Mój wzrok wlepiony bym w podłogę. Chłopak zabrał swoją rękę z mojego boku po czym delikatnie uniósł moją brodę ku górze. Nasze spojrzenia się spotkały. Spojrzał w moje oczy z troską i spokojem.

- Czemu jesteś smutna? Uśmiechnij się.. dla mnie. - powiedział po czym delikatnie się uśmiechnął.

Ja niepewnie odwzajemniłam uśmiech.
Swoją wolną dłonią niepewnie otarłam resztkę łez z jego policzków. Blondyn chwycił moją dłoń i ucałował ją bardzo delikatnie.

Czułam się bezpiecznie. Bardzo bezpiecznie. W ciszy zaczęliśmy powolny taniec. Lecz ta cisza nie była krępująca. On niepewnie przybliżył mnie bardziej do siebie, a ja niepewnie ułożyłam swoją głowę na jego torsie.

Uśmiechnęłam się delikatnie słysząc bicie jego serca. To było takie miłe uczucie.

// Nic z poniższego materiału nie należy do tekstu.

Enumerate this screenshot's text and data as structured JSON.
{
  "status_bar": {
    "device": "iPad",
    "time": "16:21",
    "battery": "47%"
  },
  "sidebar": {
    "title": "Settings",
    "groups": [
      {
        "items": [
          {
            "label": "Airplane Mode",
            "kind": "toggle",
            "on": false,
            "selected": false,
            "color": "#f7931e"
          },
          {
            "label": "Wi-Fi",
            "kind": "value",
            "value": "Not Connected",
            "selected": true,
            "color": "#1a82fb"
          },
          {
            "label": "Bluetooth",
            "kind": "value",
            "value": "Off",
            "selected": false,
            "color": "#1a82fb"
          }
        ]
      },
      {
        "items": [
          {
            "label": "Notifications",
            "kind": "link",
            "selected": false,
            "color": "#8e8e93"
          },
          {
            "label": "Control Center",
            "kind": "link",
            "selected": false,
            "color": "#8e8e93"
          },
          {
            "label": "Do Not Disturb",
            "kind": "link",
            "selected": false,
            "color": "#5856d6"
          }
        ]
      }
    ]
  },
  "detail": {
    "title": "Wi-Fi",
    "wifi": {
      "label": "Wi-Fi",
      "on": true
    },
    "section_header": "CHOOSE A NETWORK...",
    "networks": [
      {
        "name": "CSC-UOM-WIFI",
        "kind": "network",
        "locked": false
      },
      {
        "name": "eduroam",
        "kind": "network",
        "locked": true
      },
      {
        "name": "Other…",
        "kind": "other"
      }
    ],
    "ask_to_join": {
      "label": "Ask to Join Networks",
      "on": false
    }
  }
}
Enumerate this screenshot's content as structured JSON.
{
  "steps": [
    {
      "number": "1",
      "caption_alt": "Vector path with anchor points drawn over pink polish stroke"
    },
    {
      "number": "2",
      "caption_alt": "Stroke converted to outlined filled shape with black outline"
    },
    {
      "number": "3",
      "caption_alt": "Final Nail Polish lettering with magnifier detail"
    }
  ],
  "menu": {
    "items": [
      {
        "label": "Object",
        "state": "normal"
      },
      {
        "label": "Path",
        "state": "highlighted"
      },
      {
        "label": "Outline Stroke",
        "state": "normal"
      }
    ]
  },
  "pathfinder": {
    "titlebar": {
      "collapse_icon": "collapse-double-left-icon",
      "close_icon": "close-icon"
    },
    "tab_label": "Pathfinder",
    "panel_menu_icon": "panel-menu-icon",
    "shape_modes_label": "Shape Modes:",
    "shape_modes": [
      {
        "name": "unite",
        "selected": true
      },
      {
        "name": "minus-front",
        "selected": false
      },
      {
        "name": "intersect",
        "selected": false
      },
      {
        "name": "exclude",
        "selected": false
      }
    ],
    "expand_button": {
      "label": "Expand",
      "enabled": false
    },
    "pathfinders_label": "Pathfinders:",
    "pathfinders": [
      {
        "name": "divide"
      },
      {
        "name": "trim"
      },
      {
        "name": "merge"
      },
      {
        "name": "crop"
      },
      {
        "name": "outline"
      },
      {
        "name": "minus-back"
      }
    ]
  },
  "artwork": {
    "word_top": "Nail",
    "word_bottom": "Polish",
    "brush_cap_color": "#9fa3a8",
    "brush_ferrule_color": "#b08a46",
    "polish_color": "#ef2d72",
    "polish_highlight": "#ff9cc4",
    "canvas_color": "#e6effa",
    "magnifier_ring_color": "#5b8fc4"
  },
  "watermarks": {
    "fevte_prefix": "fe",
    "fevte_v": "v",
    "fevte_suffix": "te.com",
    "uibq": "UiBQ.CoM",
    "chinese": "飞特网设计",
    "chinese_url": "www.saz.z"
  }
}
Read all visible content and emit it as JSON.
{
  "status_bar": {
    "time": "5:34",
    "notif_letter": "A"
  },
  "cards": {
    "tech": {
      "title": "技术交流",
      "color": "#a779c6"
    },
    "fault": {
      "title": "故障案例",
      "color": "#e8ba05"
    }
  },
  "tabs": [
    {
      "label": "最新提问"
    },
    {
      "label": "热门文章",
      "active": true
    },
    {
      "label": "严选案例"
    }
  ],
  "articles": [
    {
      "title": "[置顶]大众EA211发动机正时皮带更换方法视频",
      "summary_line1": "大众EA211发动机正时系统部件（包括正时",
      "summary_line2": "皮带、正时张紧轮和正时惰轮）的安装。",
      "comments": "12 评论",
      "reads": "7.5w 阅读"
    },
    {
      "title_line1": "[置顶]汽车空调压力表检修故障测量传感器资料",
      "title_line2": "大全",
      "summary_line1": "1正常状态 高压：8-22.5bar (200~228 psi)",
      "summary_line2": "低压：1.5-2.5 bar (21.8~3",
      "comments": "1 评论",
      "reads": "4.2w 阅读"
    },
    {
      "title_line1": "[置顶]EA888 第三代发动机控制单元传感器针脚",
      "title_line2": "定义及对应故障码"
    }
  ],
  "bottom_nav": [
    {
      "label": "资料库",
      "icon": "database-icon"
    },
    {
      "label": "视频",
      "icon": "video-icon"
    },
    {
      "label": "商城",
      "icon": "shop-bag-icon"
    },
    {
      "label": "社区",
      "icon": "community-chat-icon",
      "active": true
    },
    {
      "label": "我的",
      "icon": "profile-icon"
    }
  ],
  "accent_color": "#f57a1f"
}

W sumie sama nie wiem dlaczego. Po prostu miłe.

Po dłuższej chwili chłopak zatrzymał się i ponownie uniósł mój podbródek. Patrząc w moje oczy umieścił swoją dłoń na moim policzku i pogładził go palcem bardzo delikatnie.

Niepewnie przysunął swoją twarz ku mojej. Wlepił swój wzrok w moje usta. Moje serce zaczęło szybciej bić, ale nie ze strachu.

Przejechał wzdłuż swoim kciukiem po mojej dolnej wardze bardzo powoli. Po czym zahaczył o nią i delikatnie uchylił. Zabrał rękę i wpił się w moje usta.

Całował mnie delikatnie ja po chwili zaczęłam oddawać pocałunek. A dlaczego? Oddawałam, ponieważ chciałam. Pragnęłam czuj jego usta na swoich. On widząc moją reakcje uśmiechnął się delikatnie i pogłębił pocałunek. Pogłębił lecz nie całował agresywnie. Całował z pasją i uczuciem.